A recent United Airlines filing officially removes provisions in Mr Munoz's contract related to his future appointment as chairman of the board. It leaves future decisions about the chairman position up to board members.
The airline faced widespread backlash this month when they called police officers to drag a middle-aged man from his seat on the plane. The passenger, David Dao, had refused to give up his seat to make room for airline crew.
Leaders of the Senate Commerce Committee sent a letter to the airline in the wake of the incident, asking about the airline’s policy for bumping passengers off oversold flights. They also asked about Mr Dao in particular, and the reasons given for his removal.

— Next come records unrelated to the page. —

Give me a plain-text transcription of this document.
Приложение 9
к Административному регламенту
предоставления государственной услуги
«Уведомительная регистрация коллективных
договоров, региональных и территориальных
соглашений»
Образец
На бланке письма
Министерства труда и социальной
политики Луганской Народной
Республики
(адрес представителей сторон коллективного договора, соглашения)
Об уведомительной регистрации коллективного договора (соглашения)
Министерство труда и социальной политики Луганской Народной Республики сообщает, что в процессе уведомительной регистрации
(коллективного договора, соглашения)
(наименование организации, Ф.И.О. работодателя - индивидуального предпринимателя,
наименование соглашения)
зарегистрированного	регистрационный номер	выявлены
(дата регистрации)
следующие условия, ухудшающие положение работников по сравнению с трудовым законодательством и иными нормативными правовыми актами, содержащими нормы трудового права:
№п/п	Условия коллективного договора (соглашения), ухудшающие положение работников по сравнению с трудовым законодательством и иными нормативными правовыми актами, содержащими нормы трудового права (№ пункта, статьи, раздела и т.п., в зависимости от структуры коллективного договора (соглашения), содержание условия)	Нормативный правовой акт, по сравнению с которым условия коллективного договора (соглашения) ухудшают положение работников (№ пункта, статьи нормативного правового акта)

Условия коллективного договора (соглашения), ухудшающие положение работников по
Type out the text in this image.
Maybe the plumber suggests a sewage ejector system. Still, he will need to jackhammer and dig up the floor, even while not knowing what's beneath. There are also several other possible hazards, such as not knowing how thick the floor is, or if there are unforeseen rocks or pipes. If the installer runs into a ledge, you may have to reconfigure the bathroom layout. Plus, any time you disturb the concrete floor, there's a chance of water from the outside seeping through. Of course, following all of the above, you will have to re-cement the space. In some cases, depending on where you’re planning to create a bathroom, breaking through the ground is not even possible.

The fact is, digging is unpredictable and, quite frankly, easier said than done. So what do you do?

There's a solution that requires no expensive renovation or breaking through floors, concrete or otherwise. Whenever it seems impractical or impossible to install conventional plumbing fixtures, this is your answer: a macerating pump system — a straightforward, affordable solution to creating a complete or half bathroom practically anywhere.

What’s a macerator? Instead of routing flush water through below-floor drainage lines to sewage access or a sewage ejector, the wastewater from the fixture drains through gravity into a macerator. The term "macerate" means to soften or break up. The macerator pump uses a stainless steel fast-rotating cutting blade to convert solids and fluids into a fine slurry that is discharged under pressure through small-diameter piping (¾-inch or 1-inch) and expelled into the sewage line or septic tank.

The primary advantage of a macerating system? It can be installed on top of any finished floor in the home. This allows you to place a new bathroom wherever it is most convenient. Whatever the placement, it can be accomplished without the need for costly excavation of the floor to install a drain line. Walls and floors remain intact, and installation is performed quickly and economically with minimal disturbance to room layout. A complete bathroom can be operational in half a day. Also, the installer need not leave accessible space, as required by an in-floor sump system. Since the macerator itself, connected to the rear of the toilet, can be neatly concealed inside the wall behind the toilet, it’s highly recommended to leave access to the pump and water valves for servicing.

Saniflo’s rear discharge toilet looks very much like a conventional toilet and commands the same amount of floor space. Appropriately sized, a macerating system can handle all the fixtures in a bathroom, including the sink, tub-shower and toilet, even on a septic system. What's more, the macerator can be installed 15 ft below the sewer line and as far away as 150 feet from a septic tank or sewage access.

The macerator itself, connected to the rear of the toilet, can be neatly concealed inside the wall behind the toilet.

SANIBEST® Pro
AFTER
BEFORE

The senators instructed United to reply by Thursday, but Mr Munoz wrote the committee on Friday asking for an extension. He promised a full response by 27 April.
“We are in the process of gathering the full set of facts about this incident and finalising a thorough review of our policy,” he wrote. “We look forward to sharing the full results of this ongoing review and the immediate, concrete actions we will take to better serve our customers with the committee.”
Senators John Thune, Bill Nelson, Roy Blunt and Maria Cantwell said in a statement that they were “disappointed” by the airline’s response. They promised to continue pressing their airline, as well as the Chicago Department of Aviation, for their response.
“Getting answers for the public about what happened and what can be done to prevent such an incident from happening again is a priority for the members of our committee,” the senators wrote. "We find any further delay in getting necessary answers unacceptable.”
Mr Munoz has previously been criticised for his lackluster response to the incident. His initial statement failed to acknowledge the violence against Mr Dao, and his second statement appeared to blame the passenger for what occurred.
In their letter to the airline, the senators wrote that United’s response “has been unsatisfactory, and appears to underestimate the public anger about this incident.”
Consumers communicated their anger through social media, and by dumping United stock. The airline’s share price dropped as much as 4.4 per cent following the event, before bouncing back.
Mr Dao’s lawyers have directed both United and the city of Chicago to preserve any evidence – including surveillance video, cockpit recordings and passenger logs – that may pertain to the incident.